堀江貴文イノベーション大学校(通称HIU)公式の書評ブログです。様々なHIUメンバーの書評を毎日更新中。

MENU

【書評】意識とは何か?を考える『解明される意識』

意識とは?という問いに対して、著者のデネット氏が西洋哲学の長い伝統を背景に、心理学・神経科学・動物行動学・成員医学・コンピュータサイエンス・認知哲学などを総動員して、予備知識がなくても読みやすく伝えている本である。しかしながら600ページに及ぶボリュームなので、読み始める前にデネット氏の主張を動画や解説記事などを踏まえてから読むことをお勧めします。また本のタイトルが『解明される意識』であり、『解明され”た”意識』では無いことを前提に読んで頂きたいです。

1983年に行われたベンジャミン・リベットの実験で、我々がある動作をしようとする意思決定の0.35秒前には脳から電気信号がでているという結果が出て、人間に自由意志はあるのか?という議論が行われた。その結果を批判しながらデネット氏の主張としては意識を以下のように捉えています。

意識の流れが1点に集まって中心の参謀本部のような単一的な意識の流ればどこにも存在しない。脳内の様々な場所で交錯・生まれたり消えたりする百鬼夜行状態から現れてくるものである。
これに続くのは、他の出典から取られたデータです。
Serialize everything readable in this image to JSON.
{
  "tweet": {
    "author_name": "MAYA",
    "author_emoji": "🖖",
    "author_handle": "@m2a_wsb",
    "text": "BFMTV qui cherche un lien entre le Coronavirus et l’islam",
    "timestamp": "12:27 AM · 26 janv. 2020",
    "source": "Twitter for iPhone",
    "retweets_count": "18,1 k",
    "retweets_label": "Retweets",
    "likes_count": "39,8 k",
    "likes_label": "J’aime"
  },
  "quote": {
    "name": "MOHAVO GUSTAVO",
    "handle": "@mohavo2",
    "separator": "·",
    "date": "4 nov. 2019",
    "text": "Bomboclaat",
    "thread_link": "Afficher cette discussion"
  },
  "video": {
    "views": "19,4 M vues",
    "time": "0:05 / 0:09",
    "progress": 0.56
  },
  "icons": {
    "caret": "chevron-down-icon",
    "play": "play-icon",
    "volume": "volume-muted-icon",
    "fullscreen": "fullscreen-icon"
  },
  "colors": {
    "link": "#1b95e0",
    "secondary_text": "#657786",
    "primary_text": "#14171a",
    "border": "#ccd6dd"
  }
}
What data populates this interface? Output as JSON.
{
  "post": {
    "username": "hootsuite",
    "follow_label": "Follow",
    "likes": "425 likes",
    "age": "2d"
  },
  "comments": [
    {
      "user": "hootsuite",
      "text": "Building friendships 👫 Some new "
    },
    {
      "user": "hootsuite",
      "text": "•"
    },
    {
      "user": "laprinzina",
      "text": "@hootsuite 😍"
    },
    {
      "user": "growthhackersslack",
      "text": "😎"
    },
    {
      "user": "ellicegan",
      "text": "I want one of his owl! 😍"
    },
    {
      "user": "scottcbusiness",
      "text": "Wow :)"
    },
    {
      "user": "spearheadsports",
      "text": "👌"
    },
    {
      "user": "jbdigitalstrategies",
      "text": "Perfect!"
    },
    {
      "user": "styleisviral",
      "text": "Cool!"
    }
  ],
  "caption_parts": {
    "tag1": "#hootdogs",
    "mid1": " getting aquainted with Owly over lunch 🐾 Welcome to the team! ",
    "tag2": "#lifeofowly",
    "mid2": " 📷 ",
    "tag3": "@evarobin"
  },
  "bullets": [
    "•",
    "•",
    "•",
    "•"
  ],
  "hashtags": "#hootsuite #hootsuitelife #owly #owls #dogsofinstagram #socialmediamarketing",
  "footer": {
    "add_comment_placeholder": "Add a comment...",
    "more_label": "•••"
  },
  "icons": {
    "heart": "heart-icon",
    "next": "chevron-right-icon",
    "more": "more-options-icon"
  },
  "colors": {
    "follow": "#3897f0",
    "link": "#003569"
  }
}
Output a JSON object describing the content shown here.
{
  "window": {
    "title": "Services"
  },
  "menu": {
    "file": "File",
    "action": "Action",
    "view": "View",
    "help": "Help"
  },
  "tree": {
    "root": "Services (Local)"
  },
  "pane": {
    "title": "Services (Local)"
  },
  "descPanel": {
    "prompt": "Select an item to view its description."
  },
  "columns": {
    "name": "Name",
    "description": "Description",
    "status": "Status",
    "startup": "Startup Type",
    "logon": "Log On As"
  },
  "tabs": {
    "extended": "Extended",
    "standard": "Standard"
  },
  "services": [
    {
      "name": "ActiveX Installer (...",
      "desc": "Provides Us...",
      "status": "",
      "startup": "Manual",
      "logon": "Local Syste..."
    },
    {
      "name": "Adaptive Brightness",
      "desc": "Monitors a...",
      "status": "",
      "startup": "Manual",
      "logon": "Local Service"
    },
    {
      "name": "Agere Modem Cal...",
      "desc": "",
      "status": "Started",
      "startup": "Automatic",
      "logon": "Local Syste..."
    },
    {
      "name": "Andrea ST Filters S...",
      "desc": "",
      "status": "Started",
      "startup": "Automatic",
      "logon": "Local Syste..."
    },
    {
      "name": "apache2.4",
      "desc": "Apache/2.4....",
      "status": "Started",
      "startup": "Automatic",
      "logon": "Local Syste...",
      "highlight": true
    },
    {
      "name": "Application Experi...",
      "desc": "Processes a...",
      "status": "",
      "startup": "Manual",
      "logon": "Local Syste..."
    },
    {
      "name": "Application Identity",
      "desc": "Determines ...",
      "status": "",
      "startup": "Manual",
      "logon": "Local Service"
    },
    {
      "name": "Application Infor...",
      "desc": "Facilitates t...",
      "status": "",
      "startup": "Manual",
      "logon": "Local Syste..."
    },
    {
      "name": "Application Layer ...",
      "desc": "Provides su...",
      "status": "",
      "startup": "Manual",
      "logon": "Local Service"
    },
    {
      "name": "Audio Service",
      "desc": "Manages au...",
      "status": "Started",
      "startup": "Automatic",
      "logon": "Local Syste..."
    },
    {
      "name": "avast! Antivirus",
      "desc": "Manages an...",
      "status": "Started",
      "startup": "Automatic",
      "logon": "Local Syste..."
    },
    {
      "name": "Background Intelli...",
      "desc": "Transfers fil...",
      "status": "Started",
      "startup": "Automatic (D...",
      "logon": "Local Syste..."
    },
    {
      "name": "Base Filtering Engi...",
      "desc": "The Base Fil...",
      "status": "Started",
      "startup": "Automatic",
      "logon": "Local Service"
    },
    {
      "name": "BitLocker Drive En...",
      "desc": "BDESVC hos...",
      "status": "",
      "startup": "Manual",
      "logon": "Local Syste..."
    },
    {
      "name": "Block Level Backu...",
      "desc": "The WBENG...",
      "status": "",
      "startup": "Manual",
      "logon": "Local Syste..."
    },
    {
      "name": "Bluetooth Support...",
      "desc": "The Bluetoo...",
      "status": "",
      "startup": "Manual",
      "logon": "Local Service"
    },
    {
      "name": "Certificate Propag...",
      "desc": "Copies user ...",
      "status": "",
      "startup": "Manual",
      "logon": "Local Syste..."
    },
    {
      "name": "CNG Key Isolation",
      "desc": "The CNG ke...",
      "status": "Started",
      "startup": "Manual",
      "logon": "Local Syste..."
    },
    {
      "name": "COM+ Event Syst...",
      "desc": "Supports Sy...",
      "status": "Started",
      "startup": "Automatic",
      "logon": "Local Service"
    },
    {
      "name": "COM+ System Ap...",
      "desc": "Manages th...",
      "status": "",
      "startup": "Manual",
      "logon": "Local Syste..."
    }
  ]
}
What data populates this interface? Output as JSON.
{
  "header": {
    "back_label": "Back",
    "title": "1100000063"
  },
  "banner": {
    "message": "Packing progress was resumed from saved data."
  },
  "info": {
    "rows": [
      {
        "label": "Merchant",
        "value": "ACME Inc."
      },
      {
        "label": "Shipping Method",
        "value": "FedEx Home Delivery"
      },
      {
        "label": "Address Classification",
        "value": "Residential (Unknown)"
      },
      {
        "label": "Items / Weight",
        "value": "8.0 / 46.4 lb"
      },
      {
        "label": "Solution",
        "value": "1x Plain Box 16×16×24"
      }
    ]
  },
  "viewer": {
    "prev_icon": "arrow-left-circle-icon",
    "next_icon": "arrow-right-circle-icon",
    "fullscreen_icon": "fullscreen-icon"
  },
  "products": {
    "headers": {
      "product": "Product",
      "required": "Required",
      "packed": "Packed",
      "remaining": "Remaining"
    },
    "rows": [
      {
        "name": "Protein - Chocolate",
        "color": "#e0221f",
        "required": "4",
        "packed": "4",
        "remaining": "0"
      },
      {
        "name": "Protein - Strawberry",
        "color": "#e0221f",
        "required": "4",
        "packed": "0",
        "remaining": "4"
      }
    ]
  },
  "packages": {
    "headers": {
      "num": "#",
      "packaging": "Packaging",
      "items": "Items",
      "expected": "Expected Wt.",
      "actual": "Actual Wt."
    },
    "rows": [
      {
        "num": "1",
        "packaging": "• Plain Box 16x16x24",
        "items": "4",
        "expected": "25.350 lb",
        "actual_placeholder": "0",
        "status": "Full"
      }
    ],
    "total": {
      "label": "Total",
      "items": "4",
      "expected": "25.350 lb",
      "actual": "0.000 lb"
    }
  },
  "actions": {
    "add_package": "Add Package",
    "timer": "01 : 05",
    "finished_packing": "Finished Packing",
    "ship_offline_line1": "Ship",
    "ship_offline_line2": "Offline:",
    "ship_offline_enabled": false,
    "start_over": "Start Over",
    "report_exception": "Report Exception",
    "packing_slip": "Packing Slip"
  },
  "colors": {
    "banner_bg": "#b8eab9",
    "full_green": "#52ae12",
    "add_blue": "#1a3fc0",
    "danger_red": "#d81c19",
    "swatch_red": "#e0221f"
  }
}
その構造を「多元的草案モデル」という表現を用いているところも面白い。

この構造は複雑な計算をするコンピュータを繋ぎ合わせた状態に近くなっている為、コンピューターに意識は生まれるのか?という大きな問いに対して、今後のコンピュータの発展によって意識は作れるようになるかもしれないと感じさせてくれる本であった。